History

Great Britain
- Name: Tartar or Tartar Packet
- Owner: John St Barbe (St Barbe & Co.)
- Launched: 1787 or 1788
- Captured: 18 June 1796

General characteristics
- Tons burthen: 150, or 160, or 165, or 230 (bm)
- Complement: 12
- Armament: 6 × 2-pounder guns

= Tartar (1787 ship) =

Tartar (later Tartar Packet) was launched on the River Thames in 1787. Initially, she traded between London and Smyrna. Between 1792 and 1794 she made one voyage to Bengal and back carrying dispatches for the British East India Company (EIC). On her return she became a packet for the Post Office Packet Service, sailing from Falmouth, Cornwall. In June 1796 she was bringing mail from New York back to Falmouth when a French privateer captured her.

==Career==
Tartar first appeared in Lloyd's Register (LR) in 1787.

| Year | Master | Owner | Trade | Source |
|---|---|---|---|---|
| 1787 | John Smith | St Barbe | London–Smyrna | LR |
| 1789 | J.Smith W.Cartwright | St Barbe & Co. | London–Smyrna | LR |

The information in LR suggests that on her return from the Mediterranean St Barbe sold Tartar to new owners who may have intended to use her as a slave ship.

| Year | Master | Owner | Trade | Source |
|---|---|---|---|---|
| 1791 | Cartwright A.Cumming | St Barbe G.M.Macauley | London–Straits London–Africa | LR |

However, although Lloyd's Lists ship arrival and departure (SAD) data showed Captain Cummings at Gravesend awaiting to sail to Africa, there is no evidence that he ever did so. The data in LR was only as accurate as owners chose to keep it, and generally signaled intentions. Unfortunately, missing volumes of LR and missing pages in extant issues make it impossible to document any correction.

On 29 August 1792 the EIC's Court of Directors took up Tartar to sail as a packet to Bengal, and to remain there. She was to be ready by mid-September. (Note: Hackman assigns this voyage to .) She then appeared in an EIC list of packets.

Captain Timothy Goldsmith sailed Tartar from Portsmouth on 1 October for Bengal. She arrived there on 28 February 1793. She sailed from Bengal on 2 April, but a few days later struck a rock in the Bengal River and had to put back.
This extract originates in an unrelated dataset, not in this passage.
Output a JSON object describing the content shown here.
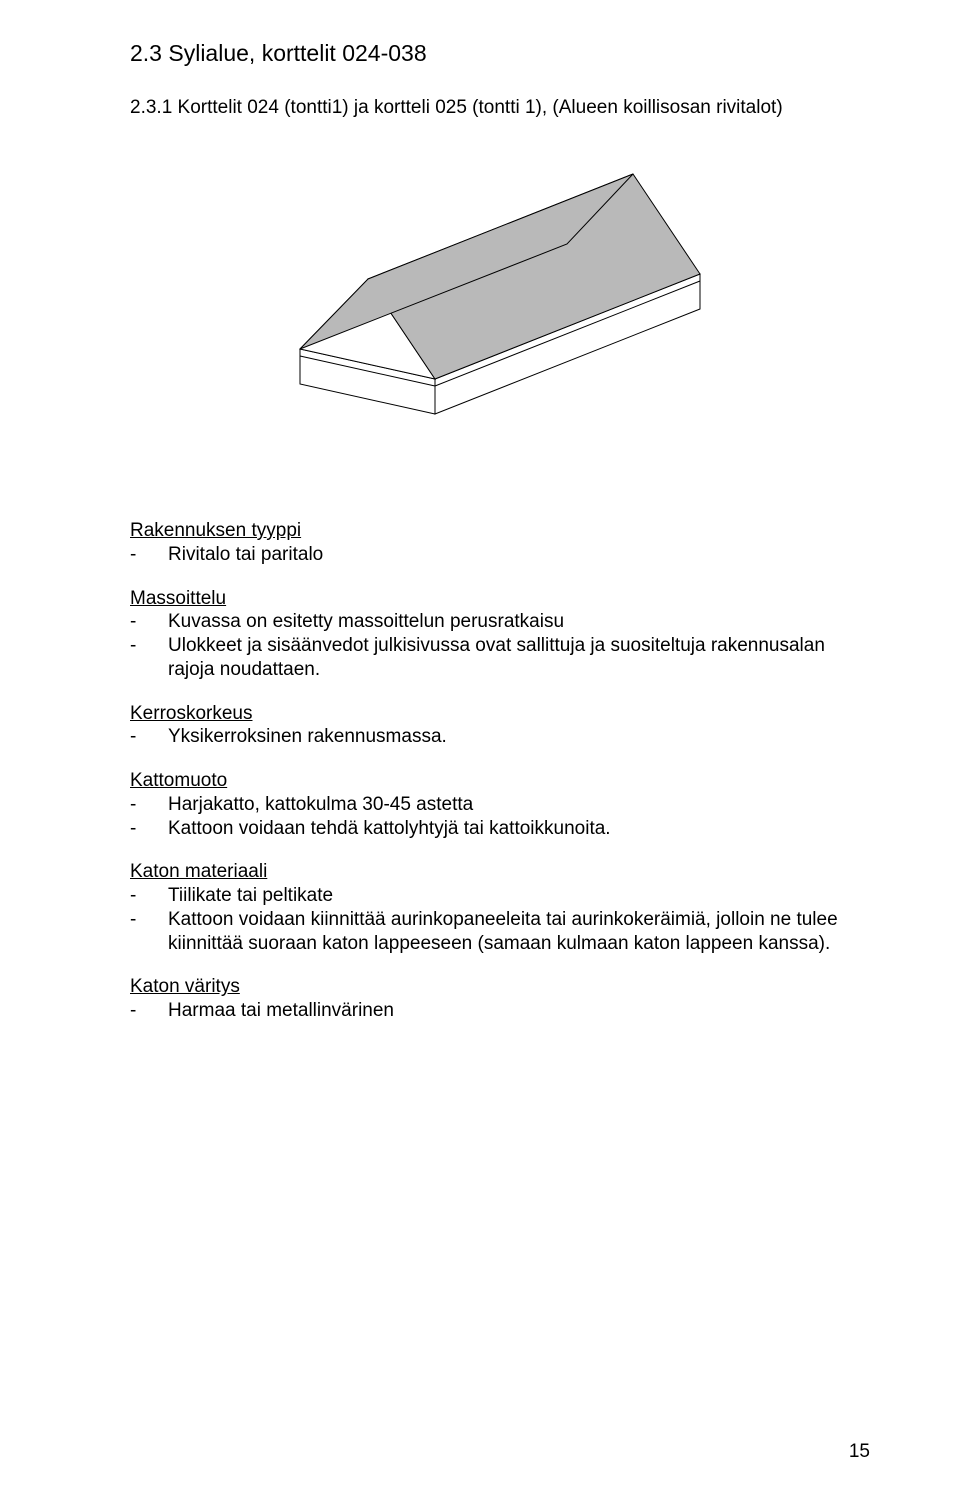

She sailed again on 17 May and was at St Helena from 4 to 12 September. On 18 September she was off Ascension Island. Tartar Packet sailed on to Cork and from there to Portsmouth, where she arrived on 30 December. She arrived at Gravesend on 17 January 1794. Tartar had sailed from Bengal before news of the outbreak of war with France had reached there. Still, Captain Timothy Goldsmith was issued a letter of marque on 29 August 1793, i.e., before he had even arrived at St Helena.

| Year | Master | Owner | Trade | Source |
|---|---|---|---|---|
| 1794 | A.Cumming | Macaulay | London–Africa | LR |

The first mention of Tartar Packet in Lloyd's Register (LR) occurred in 1794.

| Year | Master | Owner | Trade | Source |
|---|---|---|---|---|
| 1794 | Goldsmith | St Barbe | Cork–London | LR |

On 21 March 1794 Tartar Packet, Kerr, master, arrived at Falmouth from London. Then on 9 April Tartar Packet, Kerr, master, sailed from Falmouth to Corunna. For the next year plus she sailed back and forth between Falmouth and Corunna. On one voyage she brought back to Falmouth over £300,000 in remittances. On another, as she was sailing to Corunna a French ship of 18 guns chased her for six hours. She was almost taken, but escaped in the night. Command of the packet alternated between Captain Kerr (or Carr), and Captain Masden.

On 25 May 1796 Tartar Packet, Kerr, master, sailed for Halifax, Nova Scotia. He arrived there on 28 June and sailed for Falmouth on 6 July, arriving at Falmouth on 24 July.

On 3 November, Tartar Packet, Causer, master, (or Bullmore; sources differ), again sailed for Halifax. On 27 November She encountered a terrible storm that lasted 24 hours. Captain Causer stated that the storm was the worst that he had seen in his 25 years at sea. Tartar Packet arrived at Halifax on 9 December and left on 28 December. She arrived back at Falmouth on 13 January 1796.

==Fate==
On 19 March 1796 Tartar Packet, Crosier, master, sailed from Falmouth, bound for New York. She was at Halifax between 24 April and early May, and arrived at New York on 14 May. She sailed from NY circa 15 June. On 18 June the French privateer Eagle, of 14 guns, captured her. Eagle also captured Georges, Forbes, master, which had been sailing from London to New Brunswick. Eagle took her prizes into Boston.

There were subsequent reports that the French were fitting out Tartar Packet to cruise as a privateer under the French flag.